Les Crétins sont des abrutis
Autant j'ai fini par bien apprécier Edika et ses histoires délirantes, autant je n'y arrive pas avec Carali. Le dessin y est semblable mais finalement nettement moins bon. Et les histoires ont très globalement une même thématique : du délire, du cul, du "gentil" trash et de l'humour un peu provocant. Mais franchement, je n'ai trouvé aucun gag des crétins sont des abrutis drôle et je n'aime pas cette recherche de trash et de cul gratuit et provocant par son côté un peu gore.
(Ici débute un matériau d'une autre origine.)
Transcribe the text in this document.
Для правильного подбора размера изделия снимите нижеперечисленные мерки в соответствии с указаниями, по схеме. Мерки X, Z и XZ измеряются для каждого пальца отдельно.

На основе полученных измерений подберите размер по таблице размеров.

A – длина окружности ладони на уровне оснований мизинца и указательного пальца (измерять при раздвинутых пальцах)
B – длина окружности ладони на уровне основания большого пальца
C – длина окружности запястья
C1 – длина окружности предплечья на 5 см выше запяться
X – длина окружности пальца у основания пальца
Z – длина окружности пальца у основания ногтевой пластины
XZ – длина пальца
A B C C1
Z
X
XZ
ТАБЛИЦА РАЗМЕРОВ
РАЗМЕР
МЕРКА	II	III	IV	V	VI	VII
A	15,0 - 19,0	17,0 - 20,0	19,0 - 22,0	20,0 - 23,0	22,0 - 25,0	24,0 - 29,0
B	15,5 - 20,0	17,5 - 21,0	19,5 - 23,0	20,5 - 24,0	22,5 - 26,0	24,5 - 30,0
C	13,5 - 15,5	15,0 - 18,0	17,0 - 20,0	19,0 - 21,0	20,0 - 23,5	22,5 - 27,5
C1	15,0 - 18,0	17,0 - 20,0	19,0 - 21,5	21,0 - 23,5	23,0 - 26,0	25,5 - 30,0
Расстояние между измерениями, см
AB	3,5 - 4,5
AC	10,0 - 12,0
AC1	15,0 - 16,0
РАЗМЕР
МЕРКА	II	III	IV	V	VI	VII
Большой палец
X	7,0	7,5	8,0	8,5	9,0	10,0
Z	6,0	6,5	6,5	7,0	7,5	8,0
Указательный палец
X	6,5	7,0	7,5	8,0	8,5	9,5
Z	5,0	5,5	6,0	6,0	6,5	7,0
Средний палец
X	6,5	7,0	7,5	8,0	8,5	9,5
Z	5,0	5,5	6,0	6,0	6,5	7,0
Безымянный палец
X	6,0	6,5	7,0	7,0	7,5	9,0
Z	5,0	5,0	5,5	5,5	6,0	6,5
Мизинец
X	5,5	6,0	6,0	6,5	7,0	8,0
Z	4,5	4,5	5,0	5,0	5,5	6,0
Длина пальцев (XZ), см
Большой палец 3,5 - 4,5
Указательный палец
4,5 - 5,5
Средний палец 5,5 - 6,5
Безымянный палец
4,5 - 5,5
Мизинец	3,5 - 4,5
Le délire part trop loin et surtout trop facilement et il n'en reste plus rien de drôle pour moi.
Le Miya
Bon, cette série ne casse aucune patte à un lombric mais comme le dit Arzak ci-dessous elle est plutôt sympa et surtout pas prise de tête. Le dessin de Boulet est frais et lisible (il fera sans doute de très bons Donjon s'il y reprend la main comme prévu). Sans qu'il n'ait rien d'exceptionnel, j'aime assez lire ses planches surtout quand il s'agit d'humour pur et dur. Et quant à l'humour ici, il n'est pas bien fin, souvent déjà-vu mais raconté et dessiné de telle manière que c'en est marrant, même quand on lit un gag qu'on a déjà vu sous une autre forme dans d'autres BDs. C'est du "gros humour qui tâche" mais gentil et sympa. Rigolo, quoi.